In the security market, firewalls resides in the must have category along with anti-virus (AV). I’m sure there are organizations that don’t use firewalls to protect their Internet connections, but I have yet to come across one. I guess they are the same companies that give you that blank, vacant stare when you ask if it was a conscious choice not to use AV. The prevalence of the technology means we see a huge range of price points and capabilities among firewalls.

Consumer uses aside, firewalls range in price from about $750 to over $250,000. Yes, you can spend a quarter of a million dollars on a firewall. It’s not easy, but you can do it. Obviously there is a huge difference between the low end boxes protecting branch and remote offices and the gear protecting the innards of a service provider’s network, but ultimately the devices do the same thing. Protect one network from another based on a defined set of rules. For this series we are dealing with the enterprise firewall, which is designed for use in larger organizations (2,500+ employees). That doesn’t mean our research won’t be applicable to smaller companies, but enterprise is the focus.

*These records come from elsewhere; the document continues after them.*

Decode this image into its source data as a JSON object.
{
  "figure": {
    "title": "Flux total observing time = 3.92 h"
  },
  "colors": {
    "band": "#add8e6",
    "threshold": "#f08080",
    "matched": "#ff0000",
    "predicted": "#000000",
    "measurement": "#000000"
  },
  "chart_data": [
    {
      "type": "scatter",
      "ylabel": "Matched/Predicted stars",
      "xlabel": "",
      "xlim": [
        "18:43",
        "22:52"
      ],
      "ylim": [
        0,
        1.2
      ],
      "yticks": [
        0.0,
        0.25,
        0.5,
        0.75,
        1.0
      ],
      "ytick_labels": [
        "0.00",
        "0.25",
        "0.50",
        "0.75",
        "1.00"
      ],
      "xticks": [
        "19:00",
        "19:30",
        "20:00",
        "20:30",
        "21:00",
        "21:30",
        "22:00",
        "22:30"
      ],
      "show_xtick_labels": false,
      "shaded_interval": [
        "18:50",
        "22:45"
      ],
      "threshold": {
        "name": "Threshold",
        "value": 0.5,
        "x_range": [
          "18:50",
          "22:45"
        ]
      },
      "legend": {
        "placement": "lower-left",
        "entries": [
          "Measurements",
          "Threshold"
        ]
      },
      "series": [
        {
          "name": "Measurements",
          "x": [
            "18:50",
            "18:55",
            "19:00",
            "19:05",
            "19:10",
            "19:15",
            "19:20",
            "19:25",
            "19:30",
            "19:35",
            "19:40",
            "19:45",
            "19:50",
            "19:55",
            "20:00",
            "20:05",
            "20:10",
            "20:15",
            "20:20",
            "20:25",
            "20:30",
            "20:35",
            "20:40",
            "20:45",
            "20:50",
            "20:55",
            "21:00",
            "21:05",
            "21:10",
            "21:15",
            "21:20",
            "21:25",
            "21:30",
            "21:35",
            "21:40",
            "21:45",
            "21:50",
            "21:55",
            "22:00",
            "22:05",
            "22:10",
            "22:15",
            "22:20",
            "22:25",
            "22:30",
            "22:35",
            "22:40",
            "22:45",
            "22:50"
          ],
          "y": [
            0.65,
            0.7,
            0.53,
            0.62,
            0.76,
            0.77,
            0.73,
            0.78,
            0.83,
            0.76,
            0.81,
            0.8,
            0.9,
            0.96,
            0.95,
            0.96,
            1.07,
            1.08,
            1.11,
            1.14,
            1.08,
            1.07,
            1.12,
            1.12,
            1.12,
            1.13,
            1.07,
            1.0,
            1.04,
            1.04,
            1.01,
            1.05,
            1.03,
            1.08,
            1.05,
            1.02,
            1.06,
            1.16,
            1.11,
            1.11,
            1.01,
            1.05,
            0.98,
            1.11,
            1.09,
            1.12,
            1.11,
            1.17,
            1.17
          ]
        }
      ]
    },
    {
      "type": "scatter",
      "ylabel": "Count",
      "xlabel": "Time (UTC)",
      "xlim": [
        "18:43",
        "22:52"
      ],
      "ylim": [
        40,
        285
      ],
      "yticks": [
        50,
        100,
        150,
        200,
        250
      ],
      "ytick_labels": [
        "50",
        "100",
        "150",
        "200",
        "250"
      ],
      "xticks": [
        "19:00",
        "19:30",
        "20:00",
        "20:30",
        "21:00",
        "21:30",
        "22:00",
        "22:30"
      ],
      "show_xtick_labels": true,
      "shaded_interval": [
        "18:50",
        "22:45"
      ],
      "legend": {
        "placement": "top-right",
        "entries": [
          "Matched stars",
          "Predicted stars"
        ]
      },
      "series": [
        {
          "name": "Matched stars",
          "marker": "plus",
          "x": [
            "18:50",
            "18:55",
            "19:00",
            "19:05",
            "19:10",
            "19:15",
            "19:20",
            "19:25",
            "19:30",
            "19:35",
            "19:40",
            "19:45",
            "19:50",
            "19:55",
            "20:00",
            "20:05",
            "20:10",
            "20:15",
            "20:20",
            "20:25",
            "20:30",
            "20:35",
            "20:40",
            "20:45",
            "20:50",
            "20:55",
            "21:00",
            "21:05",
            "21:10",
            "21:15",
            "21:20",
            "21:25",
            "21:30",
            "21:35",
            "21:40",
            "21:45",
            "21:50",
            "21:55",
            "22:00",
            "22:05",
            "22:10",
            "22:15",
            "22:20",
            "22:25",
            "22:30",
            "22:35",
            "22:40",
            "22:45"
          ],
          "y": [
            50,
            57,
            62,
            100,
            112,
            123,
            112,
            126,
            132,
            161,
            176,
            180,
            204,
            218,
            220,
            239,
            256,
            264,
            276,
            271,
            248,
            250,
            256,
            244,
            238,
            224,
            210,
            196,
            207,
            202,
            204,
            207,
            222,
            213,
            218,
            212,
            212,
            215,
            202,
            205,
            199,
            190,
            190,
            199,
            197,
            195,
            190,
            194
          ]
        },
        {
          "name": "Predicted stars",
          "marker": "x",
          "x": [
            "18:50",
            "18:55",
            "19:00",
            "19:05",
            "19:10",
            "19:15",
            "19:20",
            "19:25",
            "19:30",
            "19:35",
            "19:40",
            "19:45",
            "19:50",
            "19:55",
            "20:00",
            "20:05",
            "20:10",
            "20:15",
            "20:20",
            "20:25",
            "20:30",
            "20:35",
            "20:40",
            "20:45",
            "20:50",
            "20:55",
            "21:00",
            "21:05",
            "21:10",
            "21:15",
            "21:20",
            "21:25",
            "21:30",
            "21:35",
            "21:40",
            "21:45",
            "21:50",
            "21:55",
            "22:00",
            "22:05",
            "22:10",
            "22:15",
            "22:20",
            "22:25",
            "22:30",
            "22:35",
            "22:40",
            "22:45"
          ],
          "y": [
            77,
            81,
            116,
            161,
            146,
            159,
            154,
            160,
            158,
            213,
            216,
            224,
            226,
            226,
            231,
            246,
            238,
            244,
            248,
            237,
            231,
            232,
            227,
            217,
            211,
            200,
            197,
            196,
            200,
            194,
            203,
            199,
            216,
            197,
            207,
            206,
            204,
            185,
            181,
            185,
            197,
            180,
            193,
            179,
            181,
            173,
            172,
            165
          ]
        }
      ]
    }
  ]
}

From an innovation standpoint, not much happened on firewalls for a long time. But three major trends have hit and are forcing a general re-architecting of firewalls:

  • Performance/Scale: Networks aren’t getting slower and that means the perimeter must keep pace. Where Internet connections used to be sold in multiples of T1 speed, now we see speeds in the hundreds of megabits/sec or gigabits/sec, and to support internal network segmentation and carrier uses these devices need to scale to and past 10gbps. This is driving new technical architectures to better utilizing advanced packet processing and silicon.
  • Integration: Most network perimeters have evolved along with the threats. That means the firewall/VPN is there, along with an IPS, but also an anti-spam gateway, web filter, web application firewall, and probably 3-4 other types of devices. Yeah, this perimeter sprawl creates a management nightmare, so there has been a drive for integration of some of these capabilities into a single device. Most likely it’s firewall and IDS/IPS, but there is clearly increasing interest in broader integration (UTM: unified threat management) even at the high end of the market. This is also driving new technical architectures because moving beyond port/protocol filtering seriously taxes the devices.
  • Application Awareness: It seems everything nowadays gets encapsulated into port 80. That means your firewall makes like three blind mice for a large portion of your traffic, which is clearly problematic. This has resulted in much of the perimeter sprawl described above. But through the magic of Moore’s law and some savvy integration of some IPS-like capabilities, the firewall can enforce rules on specific applications. This climbing of the stack by the firewall will have a dramatic impact on not just firewalls, but also IDS/IPS, web filters, WAFs, and network-layer DLP before it’s over. We will dig very deeply into this topic, so I’ll leave it at that for now.

So it’s time to revisit how we select an enterprise firewall. In the next few posts we’ll look at this need for application awareness by digging into use cases for application-centric rules before we jump into technical architectures.